The Minister of Agriculture, Food and the Environment, Isabel García Tejerina, has presented the new Plan to Promote the Environment for Adaptation to Climate Change in Spain, (PIMA Adapta), which includes an investment of 12.1 million euros for more than 46 actions on the coast, the public hydraulic domain and the National Parks. The content of this initiative, whose actions will begin next April, and which starts with the aim of “launching, with a pioneering character and with a vocation for continuity over time, specific projects for adaptation to climate change”, as he highlighted.
This plan includes, for the first time, a battery of actions that will take into account the state of knowledge of the impacts of climate change, as well as the risks and vulnerability for the design of the projects on which subsequent monitoring will be carried out, according to García Tejerina. “We have focused on reducing CO2 emissions, here in Spain.
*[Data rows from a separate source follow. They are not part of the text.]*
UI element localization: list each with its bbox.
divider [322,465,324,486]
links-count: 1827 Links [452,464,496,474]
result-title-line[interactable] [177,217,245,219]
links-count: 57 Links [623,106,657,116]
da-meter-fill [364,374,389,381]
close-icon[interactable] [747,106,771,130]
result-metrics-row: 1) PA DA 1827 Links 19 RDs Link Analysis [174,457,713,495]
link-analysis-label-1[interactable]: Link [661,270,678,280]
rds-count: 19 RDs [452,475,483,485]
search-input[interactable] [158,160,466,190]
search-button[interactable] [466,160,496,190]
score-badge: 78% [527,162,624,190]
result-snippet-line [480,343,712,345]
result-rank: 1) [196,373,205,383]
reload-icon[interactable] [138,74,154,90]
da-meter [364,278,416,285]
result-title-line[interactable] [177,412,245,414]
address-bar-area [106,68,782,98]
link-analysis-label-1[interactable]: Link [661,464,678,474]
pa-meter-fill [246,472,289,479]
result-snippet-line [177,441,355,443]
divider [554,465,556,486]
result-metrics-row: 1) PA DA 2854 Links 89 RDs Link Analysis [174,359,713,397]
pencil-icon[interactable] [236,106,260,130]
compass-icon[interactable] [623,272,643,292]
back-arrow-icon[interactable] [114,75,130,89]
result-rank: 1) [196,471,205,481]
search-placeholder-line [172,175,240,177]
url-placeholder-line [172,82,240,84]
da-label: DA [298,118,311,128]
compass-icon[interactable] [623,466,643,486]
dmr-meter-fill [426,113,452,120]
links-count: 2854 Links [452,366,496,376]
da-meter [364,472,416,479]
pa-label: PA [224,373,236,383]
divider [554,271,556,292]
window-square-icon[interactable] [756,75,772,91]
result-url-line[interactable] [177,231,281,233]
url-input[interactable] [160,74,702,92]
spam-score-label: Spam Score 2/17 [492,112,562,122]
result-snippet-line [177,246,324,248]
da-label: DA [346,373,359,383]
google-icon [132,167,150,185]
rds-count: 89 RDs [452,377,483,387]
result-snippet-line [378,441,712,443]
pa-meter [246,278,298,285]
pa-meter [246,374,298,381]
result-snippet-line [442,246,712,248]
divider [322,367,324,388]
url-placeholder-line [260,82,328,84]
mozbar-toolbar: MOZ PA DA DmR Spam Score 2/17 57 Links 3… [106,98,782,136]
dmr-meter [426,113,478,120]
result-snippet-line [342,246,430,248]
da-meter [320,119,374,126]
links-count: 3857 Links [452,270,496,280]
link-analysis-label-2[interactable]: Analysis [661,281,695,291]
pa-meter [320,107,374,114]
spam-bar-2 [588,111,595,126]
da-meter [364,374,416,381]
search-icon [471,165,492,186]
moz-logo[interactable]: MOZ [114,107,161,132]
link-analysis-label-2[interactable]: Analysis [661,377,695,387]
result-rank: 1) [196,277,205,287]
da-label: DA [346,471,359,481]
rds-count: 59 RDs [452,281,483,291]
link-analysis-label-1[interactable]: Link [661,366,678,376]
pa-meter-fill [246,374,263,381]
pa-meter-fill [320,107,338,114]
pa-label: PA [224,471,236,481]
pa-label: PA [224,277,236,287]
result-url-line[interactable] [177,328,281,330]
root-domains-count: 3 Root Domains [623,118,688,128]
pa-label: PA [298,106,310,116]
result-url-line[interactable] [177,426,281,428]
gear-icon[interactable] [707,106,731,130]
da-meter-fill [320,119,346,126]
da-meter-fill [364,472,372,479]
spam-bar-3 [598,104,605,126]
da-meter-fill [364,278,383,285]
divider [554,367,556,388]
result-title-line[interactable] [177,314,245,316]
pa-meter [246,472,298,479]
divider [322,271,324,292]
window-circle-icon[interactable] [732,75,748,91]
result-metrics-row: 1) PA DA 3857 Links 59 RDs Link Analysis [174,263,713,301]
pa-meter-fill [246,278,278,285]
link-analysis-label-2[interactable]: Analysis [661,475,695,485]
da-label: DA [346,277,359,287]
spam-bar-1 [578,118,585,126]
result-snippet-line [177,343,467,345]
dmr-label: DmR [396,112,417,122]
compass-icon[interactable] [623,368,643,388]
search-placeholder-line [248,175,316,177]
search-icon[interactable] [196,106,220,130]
And to this end, we have launched a whole battery of greenhouse gas mitigation plans and projects with the intention of reducing our emissions and at the same time creating economic activity and quality employment,” he summarised.
The minister recalled the Climate Projects and the Pima projects. The first, 100 projects already underway, with which emission reductions have been purchased from companies or entities that develop initiatives that reduce emissions in diffuse sectors, with a total investment of 28 million euros; And the second, the PIMA Aire, for the replacement of commercial vehicles; PIMA Sol, to encourage the efficient rehabilitation of hotels; PIMA Land, to renew the agricultural machinery fleet and PIMA Transport for the scrapping and renovation of trucks and buses.
Isabel García Tejerina explained that coastal areas are the ones with the greatest risk of suffering the impacts, so the reform of the Coastal Law approved in 2013 included the development of a Strategy for the Adaptation of the Coast for these purposes, currently in the processing phase of strategic environmental assessment. Thus, the PIMA ADAPTA Plan incorporates more than 40 projects in the field of coastal management in Cantabria, Asturias, Galicia, the Basque Country, Catalonia, the Valencian Community, Murcia, Andalusia, the Balearic Islands, the Canary Islands, Ceuta and Melilla.
The aim is to reduce the exposure of the coast to the sea and, to this end, actions will be carried out to regenerate beaches, restore dunes, stabilise the lower parts of estuaries and protection works to reduce erosion. In addition, it plans to maintain the good condition of coastal ecosystems with projects for the restoration and protection of marshes or wetlands, and initiatives to promote coastal or marine protected areas, among others, together with the improvement of research and knowledge and other awareness-raising and dissemination actions in this area. As for the public hydraulic domain, the minister announced that this Plan launches the necessary work to achieve the formal Declaration of the River Nature Reserves that are delimited in the hydrological plans. Once these Reserves have been identified and declared, a Pilot Management Plan will be drawn up for a selected Reserve that will allow it to be converted into a reference value, both scientifically and socially and culturally.
The restoration of the lagoon of Lastras de Cuéllar and Hontalbilla, in Segovia, is also planned, with the aim of recovering these lagoons located in the great sandy area of Tierra de Pinares. The minister recalled that it is a unique ecosystem in the interior of the peninsula and of great ornithological value, and that it requires “immediate environmental restoration” due to the existing risk of degradation and even loss of the ecosystem. Likewise, fluvial restoration will be addressed in the Ucero River, in Soria, with the aim of rearranging the old flood defenses existing in it, especially in the surroundings of Burgo de Osma. “Our purpose, in addition, is to meet the objectives of the Management Plan of this protected Natural Area, fix CO2 by increasing the riverside forest, create fish passages in the existing dams and improve the social use of this environment,” said García Tejerina.
Regarding National Parks, the minister stressed that although these types of ecosystems show a greater capacity for resistance than other more degraded ones, climate change can produce different types of effects that must be foreseen and reduce their impact as far as possible. He has detailed that the PIMA Adapta foresees the restoration and creation of new habitats for amphibians, since it is one of the vertebrate groups that will suffer the most from the increase in temperatures and the decrease in rainfall, as well as the implementation of a device for the detection and early warning of invasive species. Another major threat to biodiversity. Adaptation management of forest masses to climate change will also be carried out.